Agence France Presse | 9 September 2010
Japan, India reach basic free trade accord
TOKYO — Asian economic powers Japan and India broadly agreed Thursday on a free trade deal that aims to reduce most tariffs between the two nations in a decade, Japanese foreign minister Katsuya Okada said.
The two countries will iron out details before officially signing the pact when Indian Prime Minister Manmohan Singh visits Japan, probably in October, Okada told reporters.
"We reached an agreement in principle" after a meeting of senior diplomats from the two nations, he said.
"We hope that this agreement will dramatically enhance the economic relationship of our two nations," Okada said, adding that the two countries’ trade ties had much more room for growth.
The deal comes as Japan continues to seek ways to benefit from robust Asian economies, including rapidly expanding India and China.
Japan already has economic partnership agreements with 10 nations and one region — including Singapore, Mexico and the Association of Southeast Asian Nations (ASEAN).
Under the deal with India, Tokyo will cut 90 percent of its tariffs on Indian products shipped to Japan over the next decade, Okada said.
India will abolish 97 percent of tariffs on Japanese products during the same period, he said, adding that the deal was likely to cover reduced tariffs for Japanese auto parts, as Japan has long demanded.
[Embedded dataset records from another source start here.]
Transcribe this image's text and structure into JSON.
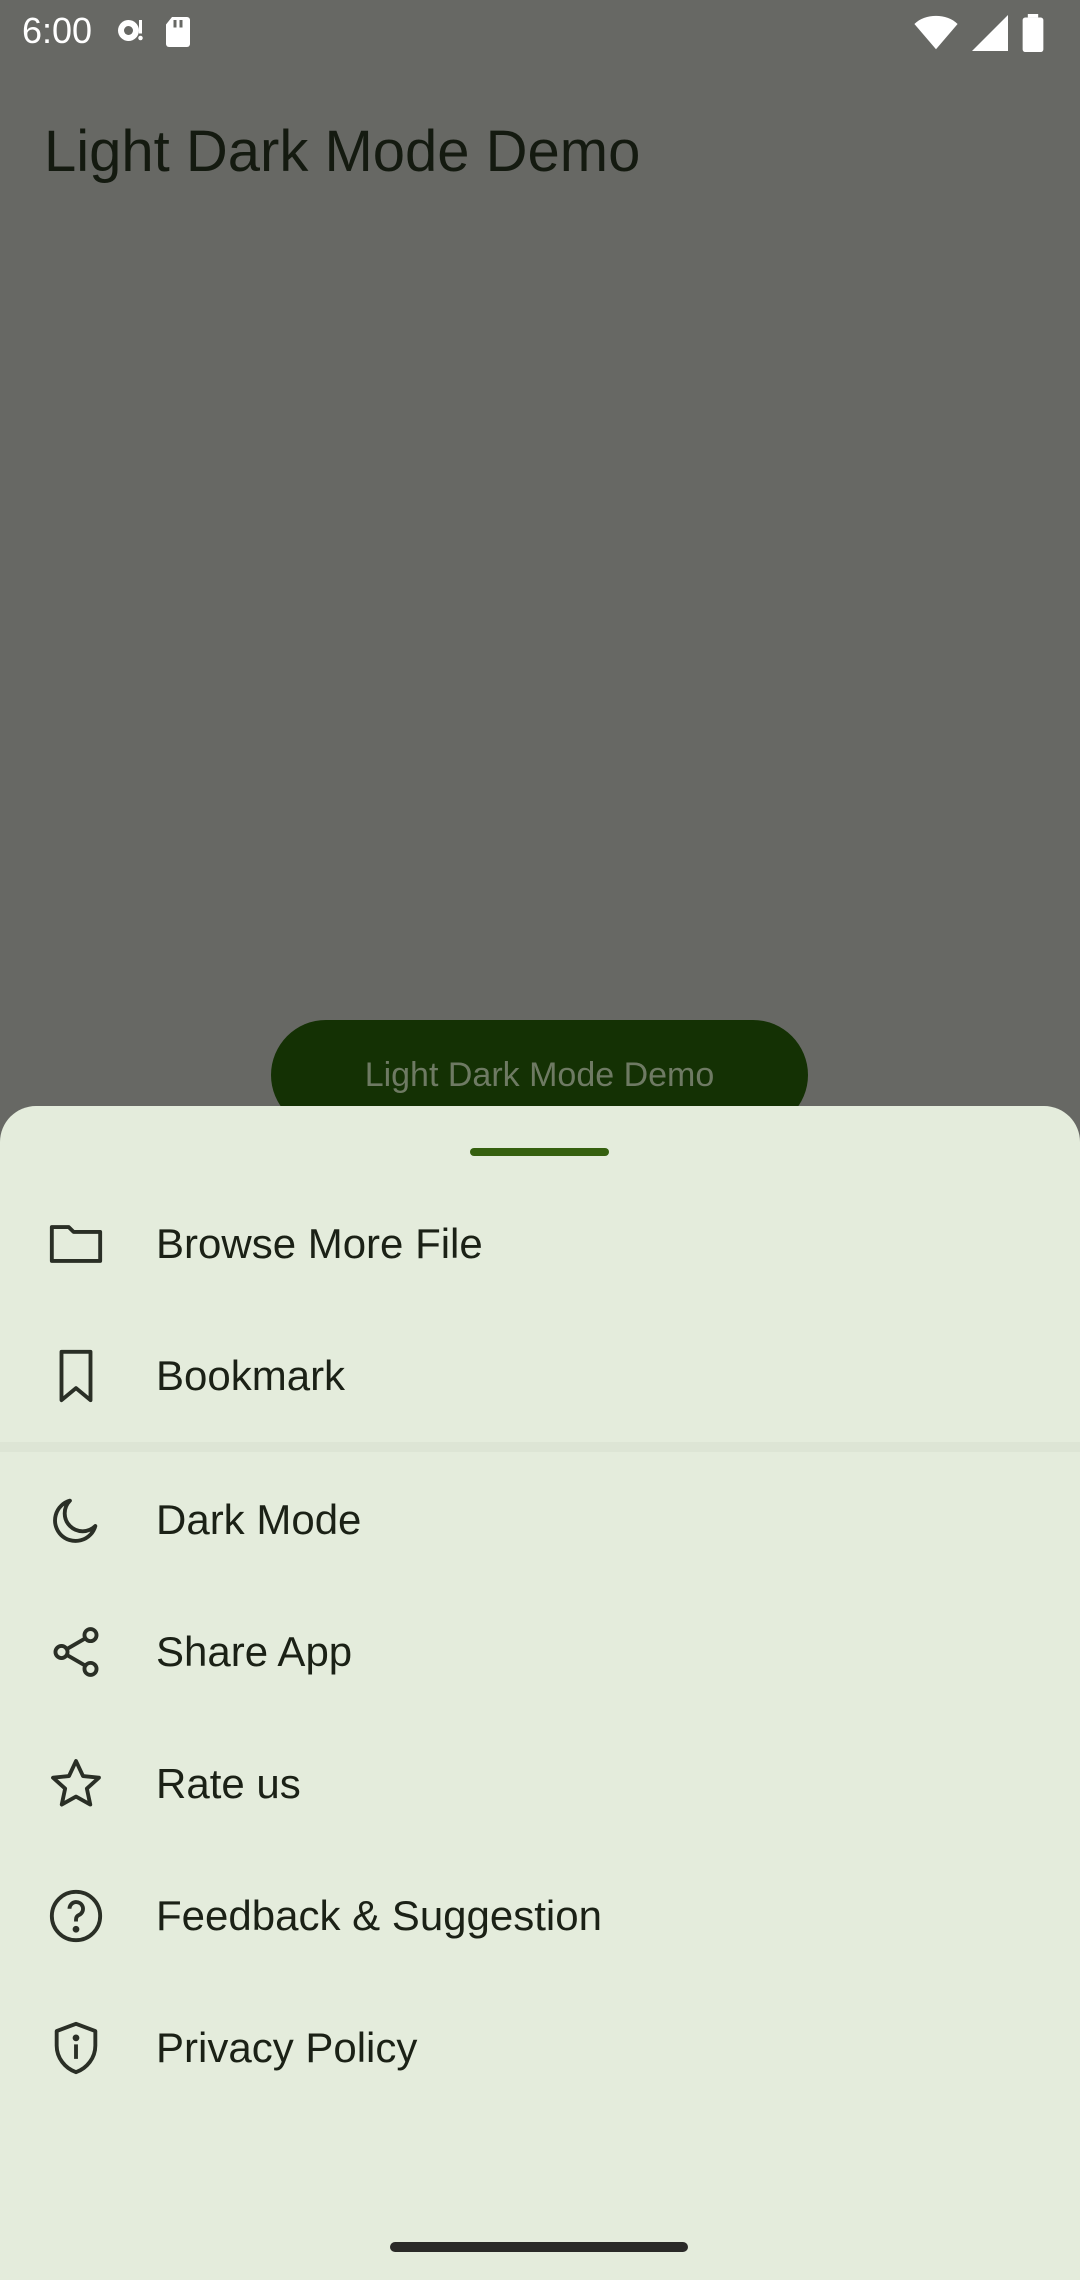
{
  "status_bar": {
    "time": "6:00",
    "icons": [
      "podcast-icon",
      "sd-card-icon",
      "wifi-icon",
      "signal-icon",
      "battery-icon"
    ]
  },
  "app": {
    "title": "Light Dark Mode Demo",
    "button_label": "Light Dark Mode Demo"
  },
  "sheet": {
    "items": [
      {
        "label": "Browse More File",
        "icon": "folder-icon"
      },
      {
        "label": "Bookmark",
        "icon": "bookmark-icon"
      },
      {
        "label": "Dark Mode",
        "icon": "moon-icon"
      },
      {
        "label": "Share App",
        "icon": "share-icon"
      },
      {
        "label": "Rate us",
        "icon": "star-icon"
      },
      {
        "label": "Feedback & Suggestion",
        "icon": "help-icon"
      },
      {
        "label": "Privacy Policy",
        "icon": "shield-icon"
      }
    ]
  },
  "colors": {
    "scrim": "#676864",
    "sheet_bg": "#e4ecdc",
    "accent": "#35600f",
    "button_bg": "#143104"
  }
}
"This is a very high-quality economic partnership agreement," but the two sides have yet to agree on further details, including an Indian request for Japan to accept Indian nurses, Okada said.
In 2008, Japan exported 7.9 billion dollars worth of goods to India, led by industrial goods such as machinery, electronics, steel products and transport equipment.
In the same year, Japan imported 5.3 billion dollar worth of Indian goods, led by oil products, iron ore, animal feed and steel.